Kurzversion: 1 bis 2 Minuten
Material
- Eine glatte Wasseroberfläche, etwa in einer Schüssel, einem Aquarium oder einer Wellenwanne ↗
- Eine kleine glatte Scheibe, idealerweise eine Glasscheibe, etwa von einem Bilderrahmen
- Falls vorhanden: Saugpfeil (Spielzeug, etwa für Armbrüste oder Pistolen)
- Falls vorhanden: Kofferwaage oder Kraftmesser ↗
- Falls vorhanden: Spülmittel, Seife oder Waschpulver
Durchführung
Man legt die Scheibe flach auf die Oberfläche des Wassers.

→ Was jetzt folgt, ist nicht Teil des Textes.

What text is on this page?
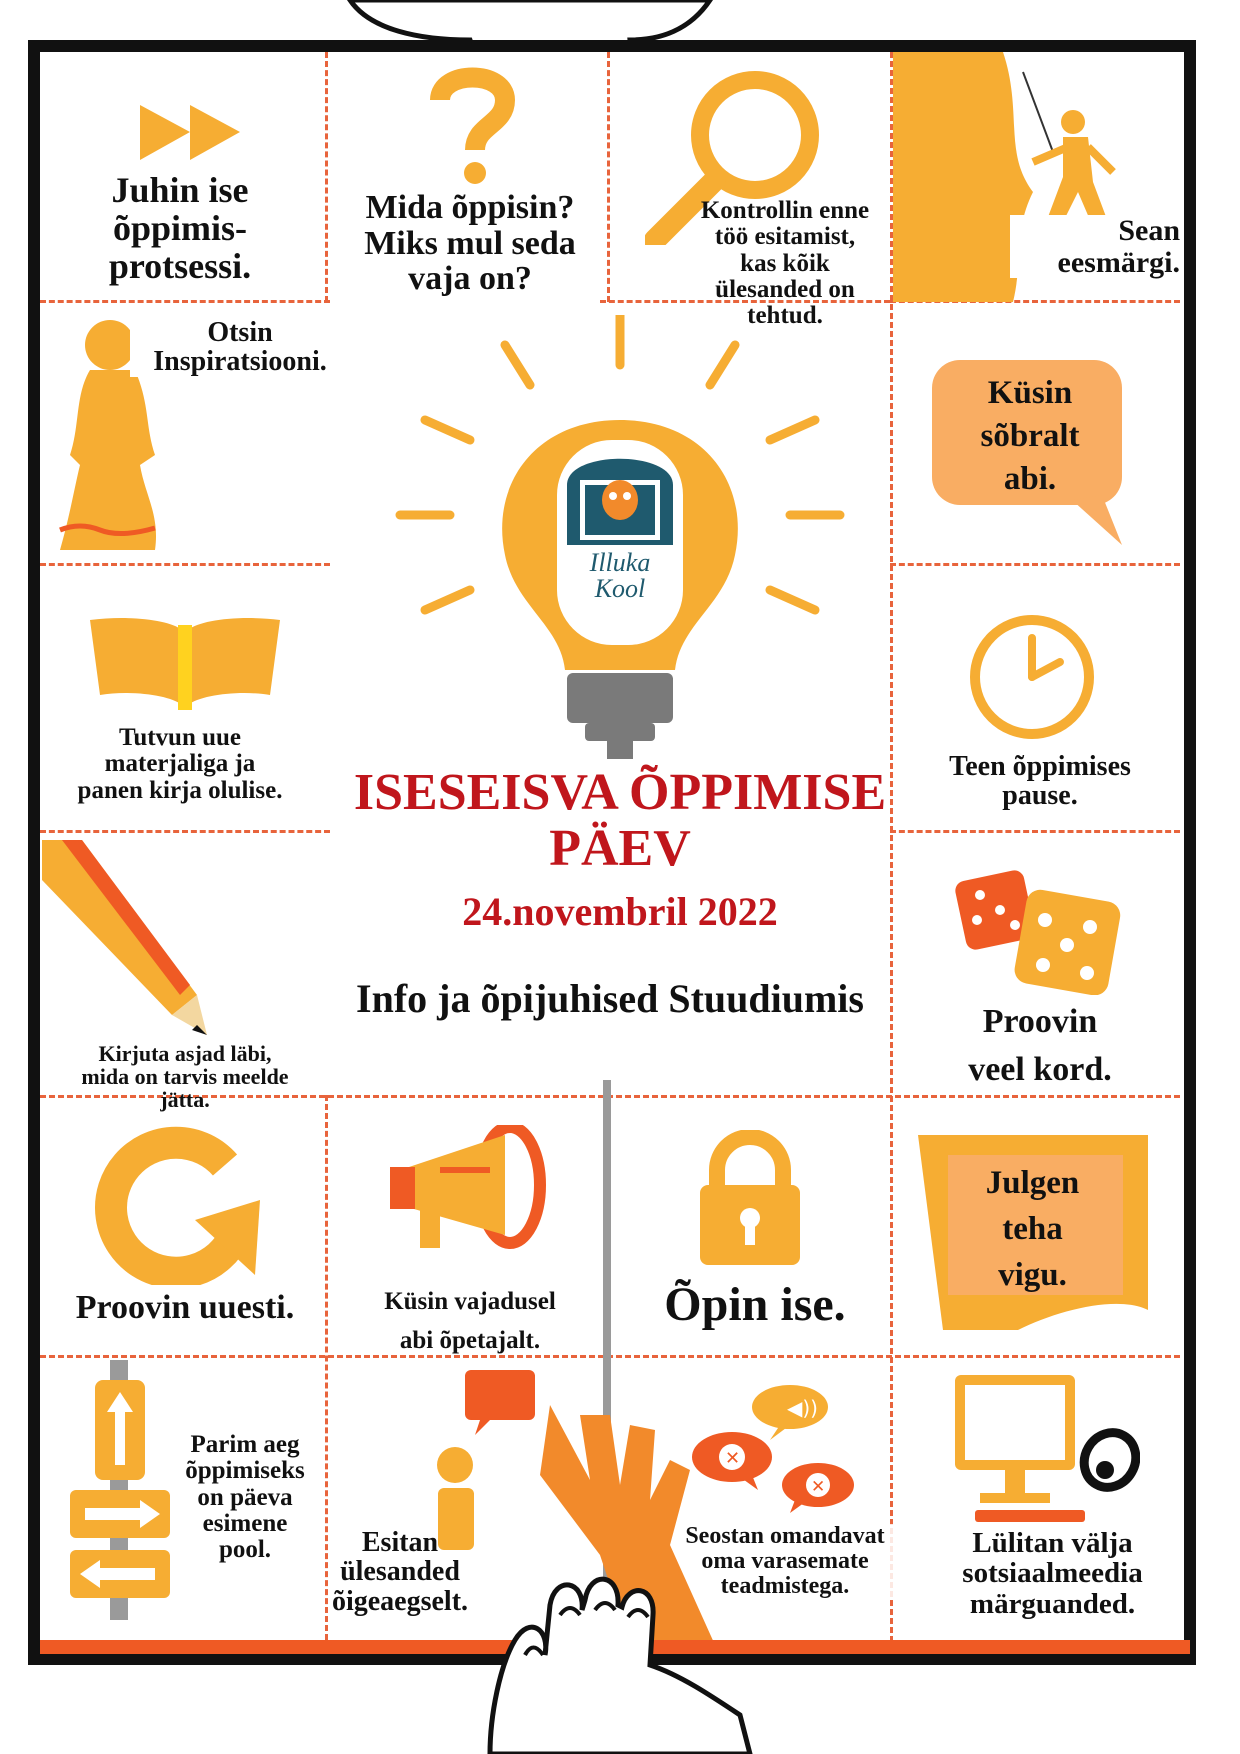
Juhin ise
õppimis-
protsessi.
Mida õppisin?
Miks mul seda
vaja on?
Kontrollin enne
töö esitamist,
kas kõik
ülesanded on
tehtud.
Sean
eesmärgi.
Otsin
Inspiratsiooni.
Küsin
sõbralt
abi.
Illuka
Kool
Tutvun uue
materjaliga ja
panen kirja olulise.
Teen õppimises
pause.
ISESEISVA ÕPPIMISE
PÄEV
24.novembril 2022
Info ja õpijuhised Stuudiumis
Kirjuta asjad läbi,
mida on tarvis meelde
jätta.
Proovin
veel kord.
Proovin uuesti.	Küsin vajadusel
abi õpetajalt.
Õpin ise.
Julgen
teha
vigu.
Parim aeg
õppimiseks
on päeva
esimene
pool.	Esitan
ülesanded
õigeaegselt.
◀))
✕
✕
Seostan omandavat
oma varasemate
teadmistega.
Lülitan välja
sotsiaalmeedia
märguanded.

Dann versucht man, die Scheibe senkrecht nach oben abzulösen. Dazu kann man die Scheibe vom Rand her etwas mit den Fingern umfassen. Falls vorhanden, kann man auch von oben einen Saugpfeil auf die Scheibe "ankleben" und dann an dem Pfeil ziehen.
- Ziehe die Scheibe senkrecht nach oben vom Wasser ab.
- Gib Spülmittel in das Wasser. Verändert sich die Effekt?
- Ziehe die Scheibe auf der Wasseroberfläche hin und her.
Beobachtungen
- Die Kraft zum Ablösen der Scheibe ist erstaunlich groß.
- Je kleiner die Scheibe, desto weniger Kraft braucht man.
- Spülmittel verringert die nötige Kraft zum Abziehen.
- Hin und her schieben braucht weniger Kraft.
Langversion: 15 Minuten bis zu Stunden
Aus dem Kurzversuch oben kann man auch eine längere Experimentierreihe machen. Der Grundgedanke dazu ist es, die zum Abheben der Scheibe nötige Kraft zu messen und dann zu untersuchen, was alles einen Einfluss auf diese Kraft hat. Um die Kraft zu messen, muss man an der Glasscheibe mit einem Kraftmesser oder alternativ mit einer Kofferwaage ziehen können. Um damit an der Glasscheibe angreifen zu können, bietet sich eine Saugvorrichtung, etwas von Saugpfeilen an. Aus dem qualitativen Versuch in der Kurzversion macht man dann einen quantitativen Versuch.[3] Die größte Schwierigkeit dürfte beim Verbinden des Kraftmessers oder der Kofferwaage über einen oder mehrere Saugnäpfe mit der Glasscheibe bestehen. Da muss man sich etwas einfallen lassen. Einige Idee für tiefergehende Fragen:
- a) Welchen Einfluss hat die Wassertiefe (vom Wasserfilm bis vielleicht 5 cm Wassertiefe): Lösekraft = f(Wassertiefe)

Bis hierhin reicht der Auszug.